Over the last three years I have had the opportunity to sit with married couples, listen to their concerns and provide counsel. Issues have ranged from mistrust to problems with sexual intimacy. Each person in the relationship comes to counseling for different reasons, but the outcome is always the same, they are hurt and want to be heard.
As a therapist, my goal is to assess the severity of the relational problem/s and prescribe a specific course of treatment, much like a doctor would for a physical illness. Keep in mind what I am writing here is more experiential, rather than a data driven researched-based piece. Many of the couples I see face a vast chasm of separation that has slowly occurred over the many years they have been together. Whatever relational equity they had at the beginning has been spent and they find themselves fighting to not find reasons for divorce. In my experience, I have found that it is not common for couples to one day wake up and say they want a divorce. The decision to divorce is usually a long and arduous one that causes lots of anxiety and depression. Couples have to consider their children, social relationships, finances, etc., when looking at dissolution. By the time a couple makes the decision to go to counseling it is often too late, the damage has been done. In fact I will hear from these same couples that they had been thinking about counseling for months, but other things got in the way.
Marriage therapy is hard and often times messy. Each marriage is different and the individuals in it come with unique baggage. I want to offer, what I feel are three components to a successful marriage. I’m sure there are equally important components out there, but based on my experience here are three.
1. Sacrifice (time)-I chose the word sacrifice because I believe it embodies a selfless perspective. Webster’s dictionary defines sacrifice as “the act of giving up something that you want to keep especially in order to get or do something else or to help someone.” Marriages are symbiotic, they need two spouses to survive, but more importantly they need two spouses that are looking to meet each other’s emotional, mental and physical needs. A question to assess your level of participation in your marriage is, what gets your time (devotion) or how much time do you give to your spouse? Does your spouse get 100%, 75%, 40%, 5% of you? This is an important area of evaluation, in that many spouses will feel rejected by the other based on how much of them they get.

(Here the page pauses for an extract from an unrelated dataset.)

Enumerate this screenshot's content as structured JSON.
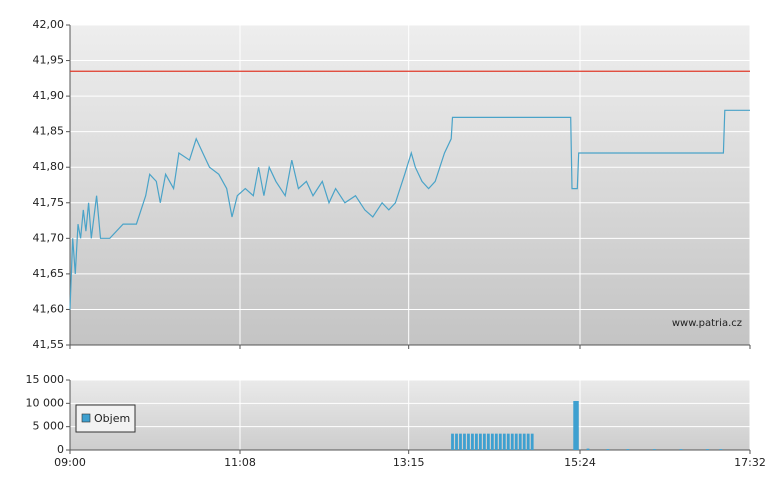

2. Communication-There is lot that is said on communication and what is considered healthy. If you want a scientifically data driven approach to marriages consider reading John M. Gottman’s “The Marriage Clinic”. What I can say definitively, is that each person in the marriage has feelings and wants those feelings acknowledged. Acknowledgement of your spouse’s feelings is often where they begin to respect you. Humility is another important communication tool. Ask yourself the question, “Can I admit when I am wrong and my spouse brings that to me?” If you and your spouse were to begin looking at how to rebuild communication in the marriage consider starting with acknowledgement of each other’s feelings and showing humility.
3. Physical touch (sexual intimacy) - Sexual intimacy is a vital part of a marriage ecosystem. If the ecosystem is not functioning like it should the marriage dies. Sex is a sacrifice, that both spouses need to be in agreement on. Likewise there are reasons a married couple would take a break from sex, but they are often agreed upon as well. Sexual intimacy requires trust, honesty, vulnerability and commitment. In my experience, I have seen a lot of damage come from a spouse who refuses to have sex with the other. Ask yourself the question, “How do I approach sexual intimacy with my spouse? Is it about meeting my needs or their needs?”
My hope in writing this piece is to provide practical help that can have a positive impact on your marriage. Consider the three components I mentioned above along with their questions as I believe them to be critical to the health and success of a couple’s marriage.